Love the War Powers Act or hate it, it’s the law of the land. There are those who believe the War Powers Act is unconstitutional — such as all recent presidents — and the Obama administration has refused to say whether it believes the WPA is constitutional.
But the fact that a lot of people think a law is unconstitutional does not necessarily make it unconstitutional. (Right now, many people think Obamacare is unconstitutional, but five Supreme Court justices ruled otherwise.) If it is indeed unconstitutional, it would be good to get the Supreme Court to sort this out tout de suite. Because if it isn’t, it has been violated fairly regularly, and we may see it violated again soon.
The War Powers Act doesn’t allow a president to use force absent authorization from Congress unless there is a “national emergency created by attack upon the United States, its territories or possessions, or its armed forces” — a threshold Syria simply does not meet.
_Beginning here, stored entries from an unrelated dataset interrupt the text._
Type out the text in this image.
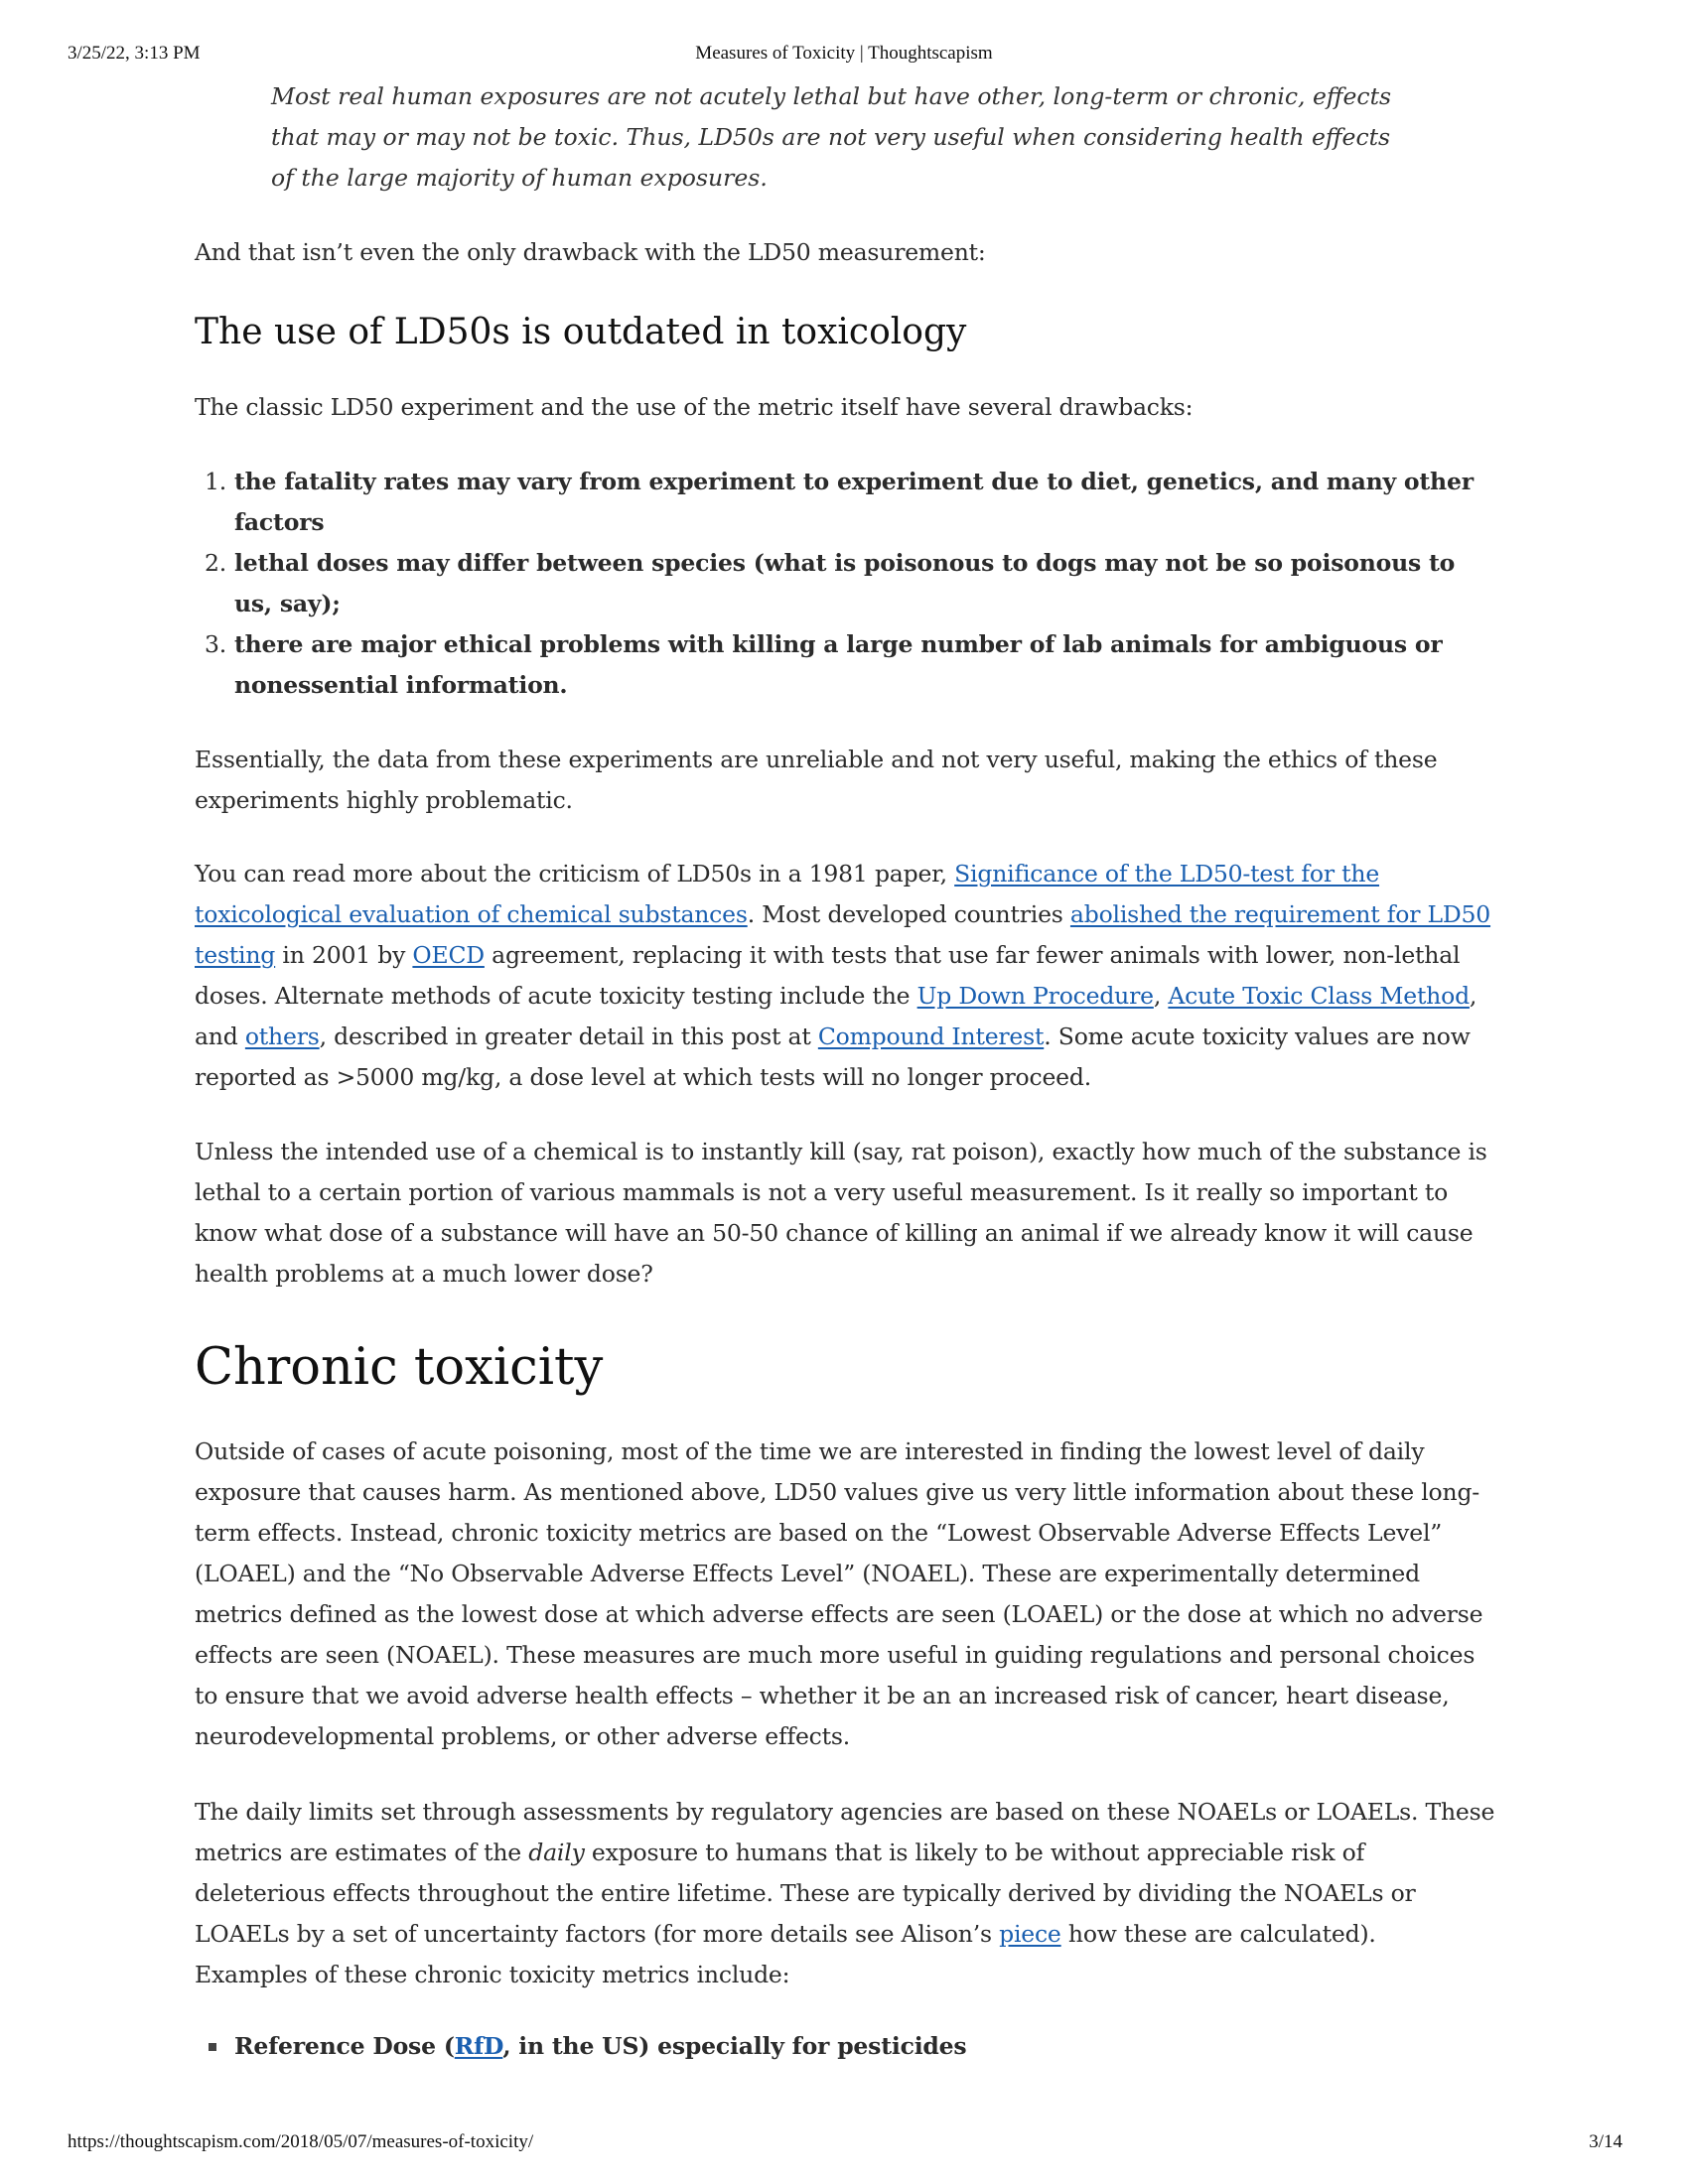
3/25/22, 3:13 PM	Measures of Toxicity | Thoughtscapism
Most real human exposures are not acutely lethal but have other, long-term or chronic, effects that may or may not be toxic. Thus, LD50s are not very useful when considering health effects of the large majority of human exposures.

And that isn’t even the only drawback with the LD50 measurement:

The use of LD50s is outdated in toxicology

The classic LD50 experiment and the use of the metric itself have several drawbacks:

1. the fatality rates may vary from experiment to experiment due to diet, genetics, and many other factors
2. lethal doses may differ between species (what is poisonous to dogs may not be so poisonous to us, say);
3. there are major ethical problems with killing a large number of lab animals for ambiguous or nonessential information.

Essentially, the data from these experiments are unreliable and not very useful, making the ethics of these experiments highly problematic.

You can read more about the criticism of LD50s in a 1981 paper, Significance of the LD50-test for the toxicological evaluation of chemical substances. Most developed countries abolished the requirement for LD50 testing in 2001 by OECD agreement, replacing it with tests that use far fewer animals with lower, non-lethal doses. Alternate methods of acute toxicity testing include the Up Down Procedure, Acute Toxic Class Method, and others, described in greater detail in this post at Compound Interest. Some acute toxicity values are now reported as >5000 mg/kg, a dose level at which tests will no longer proceed.

Unless the intended use of a chemical is to instantly kill (say, rat poison), exactly how much of the substance is lethal to a certain portion of various mammals is not a very useful measurement. Is it really so important to know what dose of a substance will have an 50-50 chance of killing an animal if we already know it will cause health problems at a much lower dose?

Chronic toxicity

Outside of cases of acute poisoning, most of the time we are interested in finding the lowest level of daily exposure that causes harm. As mentioned above, LD50 values give us very little information about these long-term effects. Instead, chronic toxicity metrics are based on the “Lowest Observable Adverse Effects Level” (LOAEL) and the “No Observable Adverse Effects Level” (NOAEL). These are experimentally determined metrics defined as the lowest dose at which adverse effects are seen (LOAEL) or the dose at which no adverse effects are seen (NOAEL). These measures are much more useful in guiding regulations and personal choices to ensure that we avoid adverse health effects – whether it be an an increased risk of cancer, heart disease, neurodevelopmental problems, or other adverse effects.

The daily limits set through assessments by regulatory agencies are based on these NOAELs or LOAELs. These metrics are estimates of the daily exposure to humans that is likely to be without appreciable risk of deleterious effects throughout the entire lifetime. These are typically derived by dividing the NOAELs or LOAELs by a set of uncertainty factors (for more details see Alison’s piece how these are calculated). Examples of these chronic toxicity metrics include:

Reference Dose (RfD, in the US) especially for pesticides
https://thoughtscapism.com/2018/05/07/measures-of-toxicity/	3/14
If Assad’s forces shoot at our ships offshore, Obama can rain hell down upon him, but absent that “national emergency,” he has to go to Congress — as President Bush did for Afghanistan and Iraq.
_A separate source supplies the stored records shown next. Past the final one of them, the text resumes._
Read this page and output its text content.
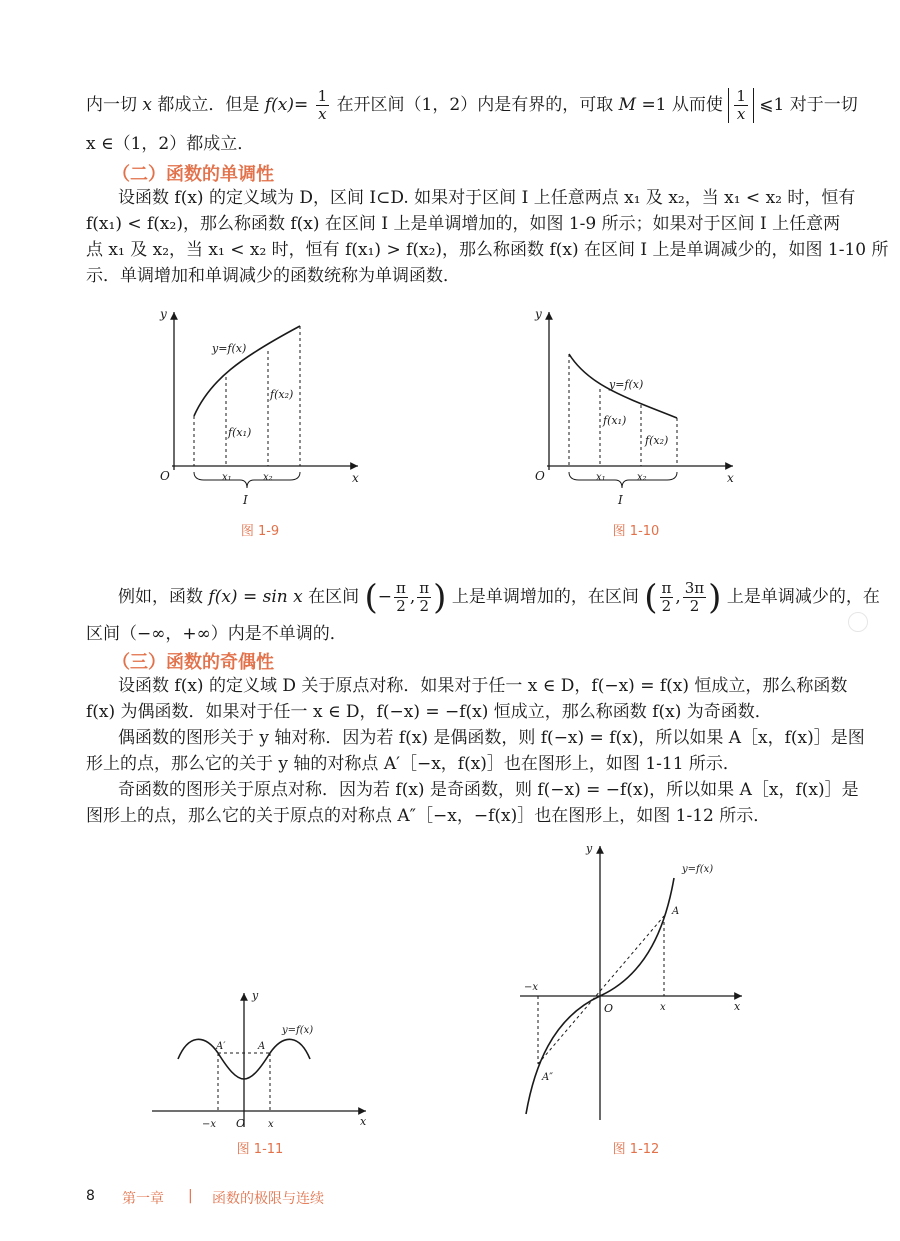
内一切 x 都成立．但是 $f(x)= \frac{1}{x}$ 在开区间（1，2）内是有界的，可取 M =1 从而使 $\frac{1}{x}$ ⩽1 对于一切
x ∈（1，2）都成立．
（二）函数的单调性
设函数 f(x) 的定义域为 D，区间 I⊂D. 如果对于区间 I 上任意两点 x₁ 及 x₂，当 x₁ < x₂ 时，恒有
f(x₁) < f(x₂)，那么称函数 f(x) 在区间 I 上是单调增加的，如图 1-9 所示；如果对于区间 I 上任意两
点 x₁ 及 x₂，当 x₁ < x₂ 时，恒有 f(x₁) > f(x₂)，那么称函数 f(x) 在区间 I 上是单调减少的，如图 1-10 所
示．单调增加和单调减少的函数统称为单调函数．
y
x
O
y=f(x)
f(x₂)
f(x₁)
x₁	x₂
I
图 1-9
y
x
O
y=f(x)
f(x₁)
f(x₂)
x₁	x₂
I
图 1-10
例如，函数 f(x) = sin x 在区间 (− $\frac{\pi}{2}$ , $\frac{\pi}{2}$ ) 上是单调增加的，在区间 ( $\frac{\pi}{2}$ , $\frac{3\pi}{2}$ ) 上是单调减少的，在
区间（−∞，+∞）内是不单调的．
（三）函数的奇偶性
设函数 f(x) 的定义域 D 关于原点对称．如果对于任一 x ∈ D，f(−x) = f(x) 恒成立，那么称函数
f(x) 为偶函数．如果对于任一 x ∈ D，f(−x) = −f(x) 恒成立，那么称函数 f(x) 为奇函数．
偶函数的图形关于 y 轴对称．因为若 f(x) 是偶函数，则 f(−x) = f(x)，所以如果 A［x，f(x)］是图
形上的点，那么它的关于 y 轴的对称点 A′［−x，f(x)］也在图形上，如图 1-11 所示．
奇函数的图形关于原点对称．因为若 f(x) 是奇函数，则 f(−x) = −f(x)，所以如果 A［x，f(x)］是
图形上的点，那么它的关于原点的对称点 A″［−x，−f(x)］也在图形上，如图 1-12 所示．
y
x
O
y=f(x)
A′	A
−x	x
图 1-11
y
x
O
y=f(x)
A
A″
−x
x
图 1-12
8 第一章 | 函数的极限与连续
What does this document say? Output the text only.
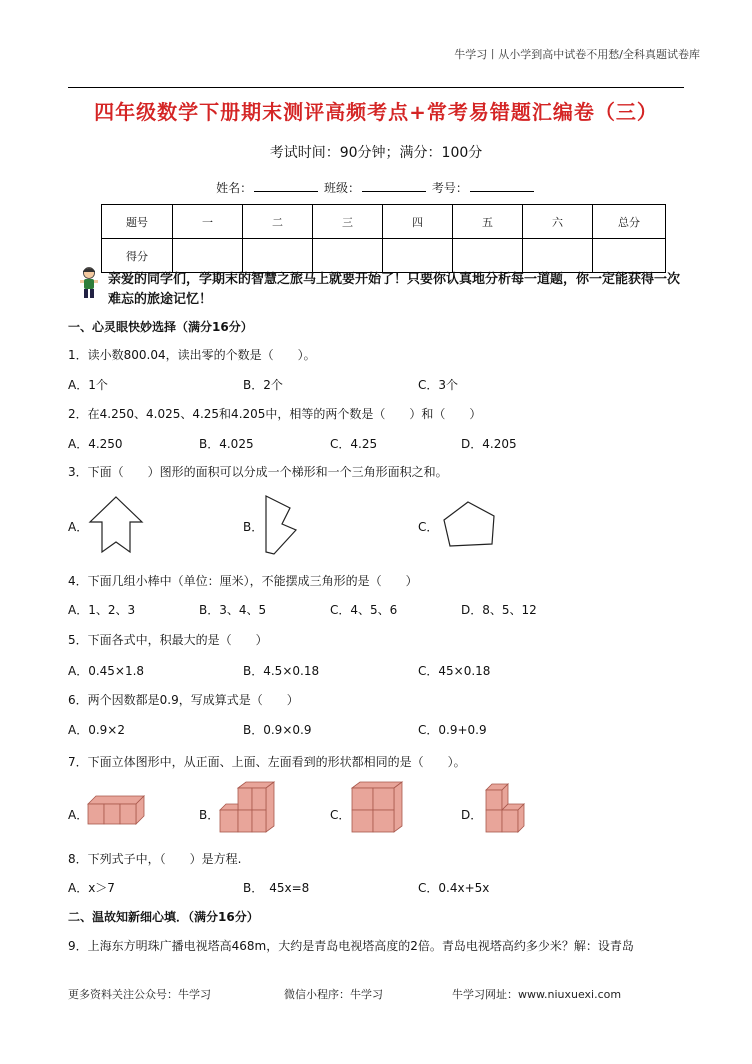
牛学习丨从小学到高中试卷不用愁/全科真题试卷库
四年级数学下册期末测评高频考点+常考易错题汇编卷（三）
考试时间：90分钟；满分：100分
姓名：	班级：	考号：
题号	一	二	三	四	五	六	总分
得分							
亲爱的同学们，学期末的智慧之旅马上就要开始了！只要你认真地分析每一道题，你一定能获得一次难忘的旅途记忆！
一、心灵眼快妙选择（满分16分）
1．读小数800.04，读出零的个数是（　　）。
A．1个	B．2个	C．3个
2．在4.250、4.025、4.25和4.205中，相等的两个数是（　　）和（　　）
A．4.250	B．4.025	C．4.25	D．4.205
3．下面（　　）图形的面积可以分成一个梯形和一个三角形面积之和。
A．	B．	C．
4．下面几组小棒中（单位：厘米），不能摆成三角形的是（　　）
A．1、2、3	B．3、4、5	C．4、5、6	D．8、5、12
5．下面各式中，积最大的是（　　）
A．0.45×1.8	B．4.5×0.18	C．45×0.18
6．两个因数都是0.9，写成算式是（　　）
A．0.9×2	B．0.9×0.9	C．0.9+0.9
7．下面立体图形中，从正面、上面、左面看到的形状都相同的是（　　）。
A．	B．	C．	D．
8．下列式子中，（　　）是方程.
A．x＞7	B．　45x=8	C．0.4x+5x
二、温故知新细心填．（满分16分）
9．上海东方明珠广播电视塔高468m，大约是青岛电视塔高度的2倍。青岛电视塔高约多少米？解：设青岛
更多资料关注公众号：牛学习	微信小程序：牛学习	牛学习网址：www.niuxuexi.com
(From August to October 2003, President George W. Bush sent 200 Marines to Liberia without authorization from Congress, but that was in response to our ambassador’s requesting assistance to help noncombatants, including American citizens, get out of the country. Similarly, U.S. military forces helped evacuate nearly 15,000 American citizens from Lebanon during July and August 2006. Both Congress and the Supreme Court would probably easily agree that evacuating U.S. citizens from a combat zone qualifies as a national emergency.)
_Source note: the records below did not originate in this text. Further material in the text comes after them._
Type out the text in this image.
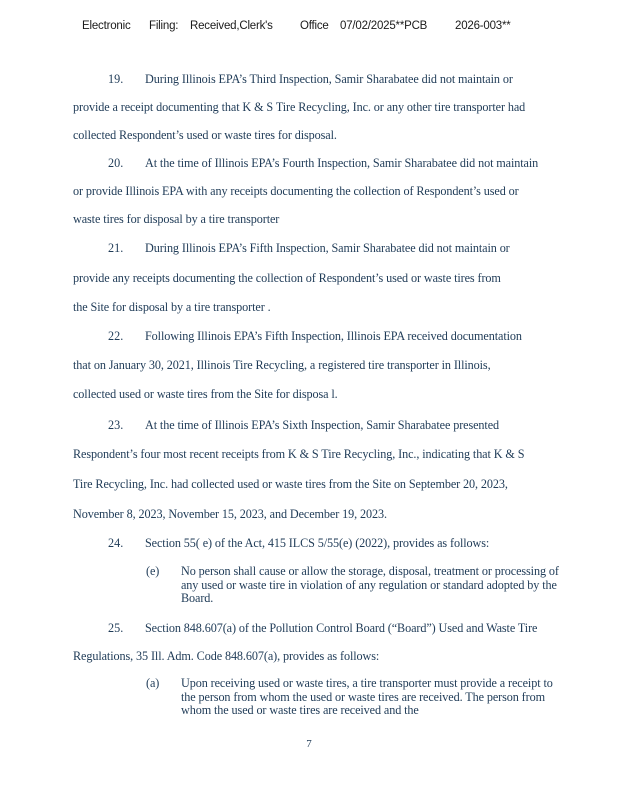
Electronic Filing: Received,Clerk's Office 07/02/2025**PCB 2026-003**
19. During Illinois EPA’s Third Inspection, Samir Sharabatee did not maintain or
provide a receipt documenting that K & S Tire Recycling, Inc. or any other tire transporter had
collected Respondent’s used or waste tires for disposal.
20. At the time of Illinois EPA’s Fourth Inspection, Samir Sharabatee did not maintain
or provide Illinois EPA with any receipts documenting the collection of Respondent’s used or
waste tires for disposal by a tire transporter
21. During Illinois EPA’s Fifth Inspection, Samir Sharabatee did not maintain or
provide any receipts documenting the collection of Respondent’s used or waste tires from
the Site for disposal by a tire transporter .
22. Following Illinois EPA’s Fifth Inspection, Illinois EPA received documentation
that on January 30, 2021, Illinois Tire Recycling, a registered tire transporter in Illinois,
collected used or waste tires from the Site for disposa l.
23. At the time of Illinois EPA’s Sixth Inspection, Samir Sharabatee presented
Respondent’s four most recent receipts from K & S Tire Recycling, Inc., indicating that K & S
Tire Recycling, Inc. had collected used or waste tires from the Site on September 20, 2023,
November 8, 2023, November 15, 2023, and December 19, 2023.
24. Section 55( e) of the Act, 415 ILCS 5/55(e) (2022), provides as follows:
(e) No person shall cause or allow the storage, disposal, treatment or processing of any used or waste tire in violation of any regulation or standard adopted by the Board.
25. Section 848.607(a) of the Pollution Control Board (“Board”) Used and Waste Tire
Regulations, 35 Ill. Adm. Code 848.607(a), provides as follows:
(a) Upon receiving used or waste tires, a tire transporter must provide a receipt to the person from whom the used or waste tires are received. The person from whom the used or waste tires are received and the
7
We have some members of Congress insisting that the law is the opposite of what it is. Representative Peter King (R., N.Y.) told BuzzFeed today, “We should not be talking about or insisting on congressional approval.” King added, “If he wants to get approval from Congress, he can, but he does not have to.”
The law sitting there on the books says he does. Either a law is in place or it isn’t. Either the president has the unilateral authority to use this military force absent an attack on the U.S., or he doesn’t.